I do suspect the prevalence of bimodal sleep is overstated. The issue becomes that when its repeated as definite fact, it gets construed as a widely universal phenomena…when…it might have been only a few people in a few situations.
All I’ve seen are stories that “suggest” “sometimes” “certain people” did this, but I’ve not seen true and definitive proof about how widespread it is. It makes a good and interesting cocktail party factoid.
Unfortunately, it has been repeated enough that we take it as an absolute truth, and repeat it here as such as well.
I’m still doubtful, but it has entered our consciousness as ‘must be true’ that we can’t fight it.
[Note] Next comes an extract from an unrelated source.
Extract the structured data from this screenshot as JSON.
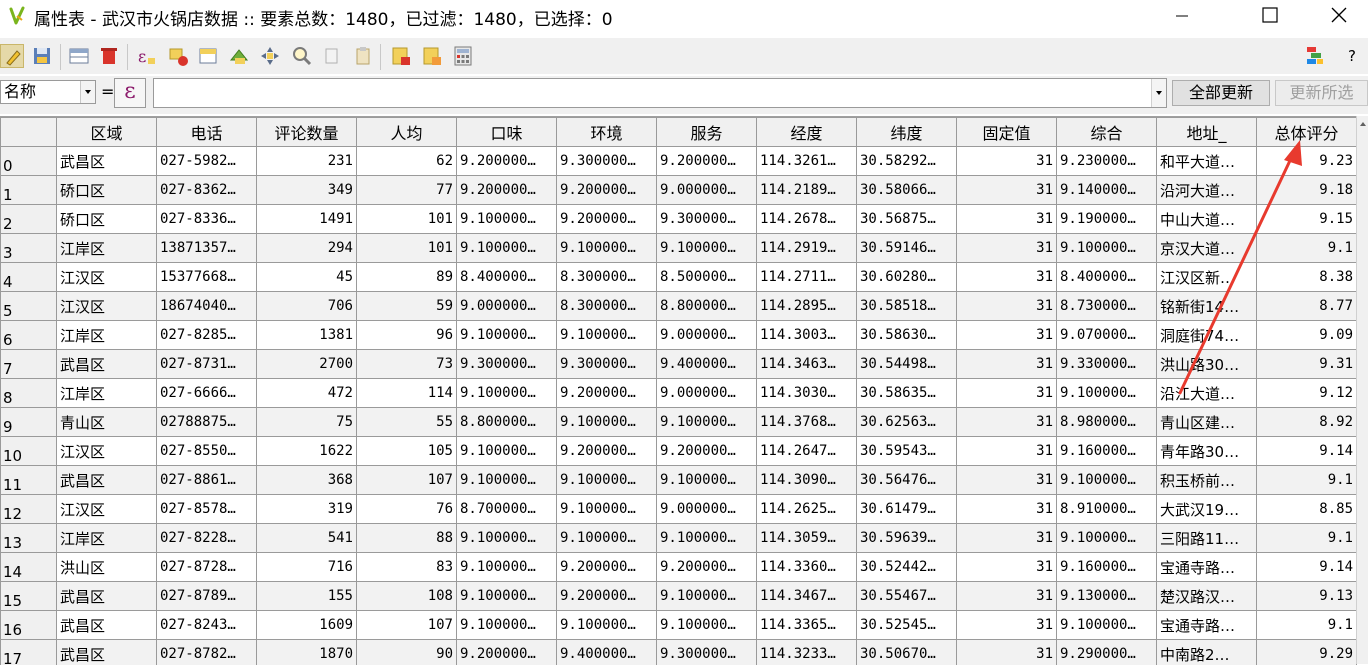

We could probably do a whole thread on these—historical ‘facts’ that we aren’t actually sure of—not the same as the debunked ones in another active thread, but stuff like this that get accepted as fact without really good evidence.
One overlooked aspect of the Industrial Revolution was its impact on breakfast.
Rather than being a meal of leftovers; it became a necessary meal to fuel the workday. It’s during this time that foods like eggs and bacon became “breakfast foods”, and the need for something quick and easy eventually gave rise to the proliferation of breakfast cereals.
Keep in mind that I’m NOT saying that it didn’t occur. This error in understanding my point will lead to erroneous dismissal of my contention. What I’m saying is that I don’t believe the behavior to be as broadly common as the statement implies.
….and not so oddly, when I use co-pilot to ask “What evidence is there against sleeping in two shifts used to be common?”
I get references about the limited geographic and cultural scope. Anthropological evidence against universality, interpretive issues with historical texts, biological and evolutionary considerations for monophasic sleep, and experimental evidence being context dependent.
Essentially, my references are pointing to the behavior being present in high latitude areas where it was dark for long periods of time. I can also make the argument that bi-phasic sleep is not too far off of taking afternoon naps (especially when it gets dark so early in the afternoon in the winter). People were going to sleep at dusk, then waking up for a few more hours. What is the difference between that, and taking a nap in front of the TV during the evening news?